Sometimes I lose myself.
Right now, I don't know what I'm talking about. My fingers are just running over the keys as if they've a mind of their own. I'm actually bothered by tomorrow's math retest which I'm probably going to fail. The first round, 0.5/20.
Not a good first impression, this is my chance to redeem myself but I feel like I'm going to blow it.
I hate it, I used to be good at maths, then Cheez came along.
I got distracted and failed most of my subjects thinking things will get better by the end of the year.
Except, prelims did not promise good things yet to come and then she ran away, I was stuck cold and alone, self pity, blah blah blah, the whole bullshit floating about.
And somehow, I miraculously did pretty alright. I guess it was some sort of an achievement.
There are days when I don't want to go to school because I see no point in studying the bullshiat that we're studying now.
Things that are of little worth.
Maths which I'm probably going to forget once I graduate.
Skill that may not be used after all.
Thinking back about it, maybe I should've put Mass comm as my first choice.
But I don't regret it.
Sometimes it is the mundane things in life that makes my life exciting.
It's simple.
When something exciting comes around, it excites me more than during the holidays.
These little things, such as going out, Hanging out with Twat, Tauhuey with Robstern, Tawtoise etc, these things makes me feel alive.
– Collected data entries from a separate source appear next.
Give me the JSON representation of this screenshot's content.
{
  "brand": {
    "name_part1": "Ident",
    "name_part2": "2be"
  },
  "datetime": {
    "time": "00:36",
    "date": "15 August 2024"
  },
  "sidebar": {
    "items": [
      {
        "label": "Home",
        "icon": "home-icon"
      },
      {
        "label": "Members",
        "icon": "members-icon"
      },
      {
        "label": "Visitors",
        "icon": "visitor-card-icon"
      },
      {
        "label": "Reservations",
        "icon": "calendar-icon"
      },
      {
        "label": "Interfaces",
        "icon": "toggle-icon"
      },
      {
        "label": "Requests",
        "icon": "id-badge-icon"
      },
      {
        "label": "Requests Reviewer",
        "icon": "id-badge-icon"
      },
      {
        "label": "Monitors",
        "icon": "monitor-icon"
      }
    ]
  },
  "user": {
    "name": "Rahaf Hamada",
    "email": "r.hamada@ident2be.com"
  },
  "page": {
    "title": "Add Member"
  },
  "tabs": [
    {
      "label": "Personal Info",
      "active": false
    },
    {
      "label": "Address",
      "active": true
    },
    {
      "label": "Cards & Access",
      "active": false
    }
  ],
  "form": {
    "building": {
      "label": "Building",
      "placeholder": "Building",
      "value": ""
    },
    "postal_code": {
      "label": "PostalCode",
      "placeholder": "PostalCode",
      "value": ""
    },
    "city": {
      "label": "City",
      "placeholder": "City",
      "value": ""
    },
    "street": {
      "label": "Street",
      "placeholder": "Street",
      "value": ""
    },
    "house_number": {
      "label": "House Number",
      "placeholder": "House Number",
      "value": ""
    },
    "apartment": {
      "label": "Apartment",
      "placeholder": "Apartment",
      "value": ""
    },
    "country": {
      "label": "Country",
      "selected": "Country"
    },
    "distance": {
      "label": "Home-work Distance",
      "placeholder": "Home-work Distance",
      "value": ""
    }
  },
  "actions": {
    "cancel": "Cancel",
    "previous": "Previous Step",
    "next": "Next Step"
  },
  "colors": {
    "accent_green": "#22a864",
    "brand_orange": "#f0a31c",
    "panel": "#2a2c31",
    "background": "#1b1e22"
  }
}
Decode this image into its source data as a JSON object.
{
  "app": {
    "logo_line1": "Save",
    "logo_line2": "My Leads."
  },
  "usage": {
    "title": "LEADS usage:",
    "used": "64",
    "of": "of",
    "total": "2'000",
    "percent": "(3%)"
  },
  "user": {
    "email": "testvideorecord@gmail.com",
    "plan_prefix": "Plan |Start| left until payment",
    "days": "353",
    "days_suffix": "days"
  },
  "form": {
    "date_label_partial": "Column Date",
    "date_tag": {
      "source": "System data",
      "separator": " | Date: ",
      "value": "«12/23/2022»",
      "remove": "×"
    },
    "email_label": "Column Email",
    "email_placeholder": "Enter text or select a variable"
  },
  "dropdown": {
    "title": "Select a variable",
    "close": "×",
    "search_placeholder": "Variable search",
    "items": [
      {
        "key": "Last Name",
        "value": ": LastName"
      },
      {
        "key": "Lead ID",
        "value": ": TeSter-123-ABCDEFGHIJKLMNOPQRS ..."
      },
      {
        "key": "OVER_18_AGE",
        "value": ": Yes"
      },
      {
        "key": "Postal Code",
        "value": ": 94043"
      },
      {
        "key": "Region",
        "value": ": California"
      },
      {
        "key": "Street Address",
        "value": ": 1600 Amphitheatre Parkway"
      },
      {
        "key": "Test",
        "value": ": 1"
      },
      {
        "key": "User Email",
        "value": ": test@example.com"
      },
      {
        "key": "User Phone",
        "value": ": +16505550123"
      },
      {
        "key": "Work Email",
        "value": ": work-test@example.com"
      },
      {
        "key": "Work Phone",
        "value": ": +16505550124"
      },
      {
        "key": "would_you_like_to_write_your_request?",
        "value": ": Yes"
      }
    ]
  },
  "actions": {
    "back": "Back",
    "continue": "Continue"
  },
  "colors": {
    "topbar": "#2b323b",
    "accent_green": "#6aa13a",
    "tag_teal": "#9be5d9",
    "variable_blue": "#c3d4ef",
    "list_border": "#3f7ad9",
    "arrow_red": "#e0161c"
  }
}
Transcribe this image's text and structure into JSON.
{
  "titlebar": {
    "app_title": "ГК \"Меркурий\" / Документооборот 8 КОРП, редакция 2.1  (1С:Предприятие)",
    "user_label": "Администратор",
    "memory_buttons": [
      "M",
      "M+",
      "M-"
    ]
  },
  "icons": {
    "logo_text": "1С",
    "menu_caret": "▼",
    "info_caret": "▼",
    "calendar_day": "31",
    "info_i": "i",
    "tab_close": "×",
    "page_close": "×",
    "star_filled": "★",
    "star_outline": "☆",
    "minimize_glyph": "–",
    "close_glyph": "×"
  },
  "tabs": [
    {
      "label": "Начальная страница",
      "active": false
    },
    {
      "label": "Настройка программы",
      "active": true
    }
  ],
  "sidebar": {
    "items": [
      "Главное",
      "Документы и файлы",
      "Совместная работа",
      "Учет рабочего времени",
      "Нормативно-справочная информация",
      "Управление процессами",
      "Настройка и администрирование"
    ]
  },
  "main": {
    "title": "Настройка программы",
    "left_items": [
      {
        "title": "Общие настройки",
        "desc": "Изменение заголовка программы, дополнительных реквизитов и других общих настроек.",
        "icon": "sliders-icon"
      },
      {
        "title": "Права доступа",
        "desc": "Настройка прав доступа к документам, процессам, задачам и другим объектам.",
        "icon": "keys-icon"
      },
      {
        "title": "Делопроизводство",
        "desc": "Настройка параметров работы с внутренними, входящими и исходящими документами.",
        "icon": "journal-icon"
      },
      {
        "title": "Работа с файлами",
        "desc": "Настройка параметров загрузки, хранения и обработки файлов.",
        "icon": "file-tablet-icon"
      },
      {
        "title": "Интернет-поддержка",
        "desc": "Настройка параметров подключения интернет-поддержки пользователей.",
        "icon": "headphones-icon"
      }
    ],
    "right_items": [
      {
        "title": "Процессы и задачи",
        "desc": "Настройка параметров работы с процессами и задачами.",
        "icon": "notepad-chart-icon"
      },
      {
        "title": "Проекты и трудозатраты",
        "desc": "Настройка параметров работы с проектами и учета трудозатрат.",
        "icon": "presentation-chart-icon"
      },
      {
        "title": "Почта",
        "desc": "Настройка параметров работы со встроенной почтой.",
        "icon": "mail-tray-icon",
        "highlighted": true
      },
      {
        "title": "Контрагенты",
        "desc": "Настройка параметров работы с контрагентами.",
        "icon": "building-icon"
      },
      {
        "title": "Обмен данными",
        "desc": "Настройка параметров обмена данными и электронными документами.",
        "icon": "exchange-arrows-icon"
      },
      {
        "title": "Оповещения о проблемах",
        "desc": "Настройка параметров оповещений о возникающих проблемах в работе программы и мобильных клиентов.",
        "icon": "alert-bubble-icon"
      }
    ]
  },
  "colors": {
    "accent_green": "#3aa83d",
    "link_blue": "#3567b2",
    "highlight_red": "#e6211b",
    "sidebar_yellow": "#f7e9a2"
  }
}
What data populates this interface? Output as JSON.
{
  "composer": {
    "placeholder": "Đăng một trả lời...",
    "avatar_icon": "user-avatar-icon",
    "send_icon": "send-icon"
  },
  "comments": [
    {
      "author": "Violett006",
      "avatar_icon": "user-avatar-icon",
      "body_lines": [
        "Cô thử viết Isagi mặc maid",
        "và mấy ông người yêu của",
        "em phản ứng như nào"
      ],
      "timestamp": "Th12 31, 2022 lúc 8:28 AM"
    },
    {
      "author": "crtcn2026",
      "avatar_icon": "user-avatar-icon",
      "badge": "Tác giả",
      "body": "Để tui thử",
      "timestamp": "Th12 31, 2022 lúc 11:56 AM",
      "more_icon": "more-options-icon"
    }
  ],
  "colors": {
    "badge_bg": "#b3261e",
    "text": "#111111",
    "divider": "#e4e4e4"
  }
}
It is exactly like having a 9-5 job. You're working for the sake of working.
Okay, so Art is hell to the motherfucking boring.
I'd rather do it like C, she reads on her own and she scored an A.
We know nothing of the syllabus and I feel like classes are going no where.
Things that can be ripped off the net, can't she just print out this shizzles for us and not put us through such torture.
This is the system and I've to live with it. This will not be the last time I'll complain but you know, I hope it won't be too often.